For the hivemind: the Wifi password’s working for SOME of the phones.

[UPDATE]: I swear to God, it’s just sympathetic blipping magic. Everything works now, now that I’ve unplugged the router and powered it up again.

Mine, and the Kindle; but it’s not working for my kids’ phones. Every time I try to log them into the network I get an authentication error. It’s absolutely the right password; I’ve triple checked, and what I tell you three times is true. The router identifies my phone as being connected, and says that their two phones are not connected, if that helps.

Thoughts? The router did lose connection yesterday, so in an hour I’m going to unplug it then plug it back in to see if that restarts anything. …Which is more or less the equivalent of a magical cantrip, but we all realized that we were going down that particular road a long time ago.

11 thoughts on “For the hivemind: the Wifi password’s working for SOME of the phones.”

  1. Good news first .. Ryk Spoor’s project has funded! (and it’s not too late to jump on the bandwagon … some folks, I understand, prefer to wait until it’s funded, because then you’re buying a sure thing, not a .. cooler cooler)
    Regarding the router .. totally random guess .. could be the poor thing has failed to forget their phones?
    If the power-cycle cantrip fails, power off both phones and the router, then see what happens.
    If that doesn’t work, you may need to pony up a silver dime for an actual wizard, not just a hedge-techie.

  2. 1. Are the routers and phones talking the same type of wifi?

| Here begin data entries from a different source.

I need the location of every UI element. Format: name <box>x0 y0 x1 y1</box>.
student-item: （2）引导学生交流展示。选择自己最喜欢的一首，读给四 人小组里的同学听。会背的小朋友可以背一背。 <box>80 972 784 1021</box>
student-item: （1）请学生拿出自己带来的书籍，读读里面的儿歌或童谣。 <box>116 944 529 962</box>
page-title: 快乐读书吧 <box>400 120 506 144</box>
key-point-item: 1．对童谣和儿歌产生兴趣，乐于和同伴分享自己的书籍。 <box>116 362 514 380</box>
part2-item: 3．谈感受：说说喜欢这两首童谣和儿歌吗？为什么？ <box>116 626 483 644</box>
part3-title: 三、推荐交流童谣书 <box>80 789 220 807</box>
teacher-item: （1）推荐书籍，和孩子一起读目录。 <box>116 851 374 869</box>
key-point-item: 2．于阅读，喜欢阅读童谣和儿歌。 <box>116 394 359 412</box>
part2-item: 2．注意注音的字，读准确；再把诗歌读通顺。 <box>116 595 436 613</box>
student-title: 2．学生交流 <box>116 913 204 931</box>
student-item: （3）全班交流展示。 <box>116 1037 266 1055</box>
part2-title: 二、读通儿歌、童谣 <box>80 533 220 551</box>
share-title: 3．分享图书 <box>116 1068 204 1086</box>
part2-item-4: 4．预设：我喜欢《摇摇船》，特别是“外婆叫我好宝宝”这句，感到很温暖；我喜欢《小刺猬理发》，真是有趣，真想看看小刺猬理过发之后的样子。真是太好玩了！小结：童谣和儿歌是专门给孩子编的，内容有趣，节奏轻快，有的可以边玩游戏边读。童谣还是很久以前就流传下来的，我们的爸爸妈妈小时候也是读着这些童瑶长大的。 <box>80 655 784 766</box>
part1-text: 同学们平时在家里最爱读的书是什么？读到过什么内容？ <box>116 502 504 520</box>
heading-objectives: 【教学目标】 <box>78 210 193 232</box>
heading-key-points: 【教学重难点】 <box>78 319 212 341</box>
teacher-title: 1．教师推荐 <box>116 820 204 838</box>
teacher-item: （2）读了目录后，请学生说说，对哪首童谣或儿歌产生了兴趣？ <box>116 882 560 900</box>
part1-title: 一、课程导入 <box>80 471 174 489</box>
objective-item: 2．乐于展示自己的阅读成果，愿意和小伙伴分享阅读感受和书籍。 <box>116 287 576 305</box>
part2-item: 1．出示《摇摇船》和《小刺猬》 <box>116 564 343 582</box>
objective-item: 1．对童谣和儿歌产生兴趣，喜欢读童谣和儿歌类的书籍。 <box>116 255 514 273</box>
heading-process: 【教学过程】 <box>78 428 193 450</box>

I. e. if the phones support 802.11g (or whatever), is that supported and enabled by the router?
    2. Does the router have any variety of MAC address filtering enabled? If so, are the other phones’ MAC addresses listed?
    3. The dumb question would be to verify that it’s the correct network and not a neighbors’ wifi with a very similar name.

    1. Also need to check the security in use, i.e. is it WPA, WPA2, WEP .. ?
      From memory, WEP uses the shortest password, but many devices aren’t very bright, and will let you type a longer WPA or WPA2 password into a WEP config .. and it won’t connect.

  3. How many Wireless devices are active in your home at one time? Most consumer routers have a limit of four or six connections. If you, your wife, and some of the other toys like Switch™ are on already, it will be maxed out and your kids phones are blocked until one of the other toys is disconnected.

    1. If everything was successfully hooked up and working before the problem showed up, it’s almost certainly a handshake issue.
      Or a hardware issue with the router.
      Rule out the free and easy fix (that’s much more likely) before worrying about the other.

  4. Have got tried turning it off, and turning it on again? (Ducks)
    Sure, it’s a cantrip, but it’s great for fixing handshake issues.
    On an unrelated note, have you guys seen the season 2 Apex legends trailer?
    Battle Royales are really not my thing (you’d think otherwise, but for some reason I just haven’t enjoyed them) but I’m still kind of hyped.

  5. Often, a Sperry Reset works.
    Yes, of course it’s magic. When you see smoke, that’s the magic escaping.

  6. Glad to hear the simple cantrip worked, and you’re now able to send them off to amuse themselves for a while ..

  7. [I apologize in advance, sorta]
    And he turneth off the device, for it hath offended him: its transgressions bloteth out the sun, both the sky and and the wifi were covered in darkness.
    Yet, even in his wrath he discovereth mercy. Kindness and budgetary Thrift guide his heart.
    He turneth the device on once more.
    Truly, a device so chastened shall continue not in error. It shall not embrace the Persuader nor the Circular File in it’s folly.
    Behold! Various devices speaketh to one another as of old. All the Devices of the House rejoice and are made as one by it’s repentance.
    –Excerpt from the prophesies of St. Eniac of Darpa.

  8. > The router did lose connection yesterday, so in an hour I’m going to unplug it then plug it back in to see if that restarts anything

    Everybody else has already weighed in on troubleshooting, but… Power cycling a device – especially one that’s “always” switched on – should be legitimately at or near the top of your troubleshooting cycle. Stuff happens that can whack a bit in memory out of place (firmware bugs, solar wind, magnetic flux, power surge, ley lines shifting, whatever) that will cause stuff to act up. Once the trivial things are checked (is this the right password? right network?), try rebooting stuff.

    Although, the step before that should be putting the kids’ phones in Airplane mode, waiting a few seconds, and then switching back to normal mode. That should force the phones to renegotiate with the router. I have to use that with my own phone when going from my office (where the router lives) into the dining room (on the other end of the house).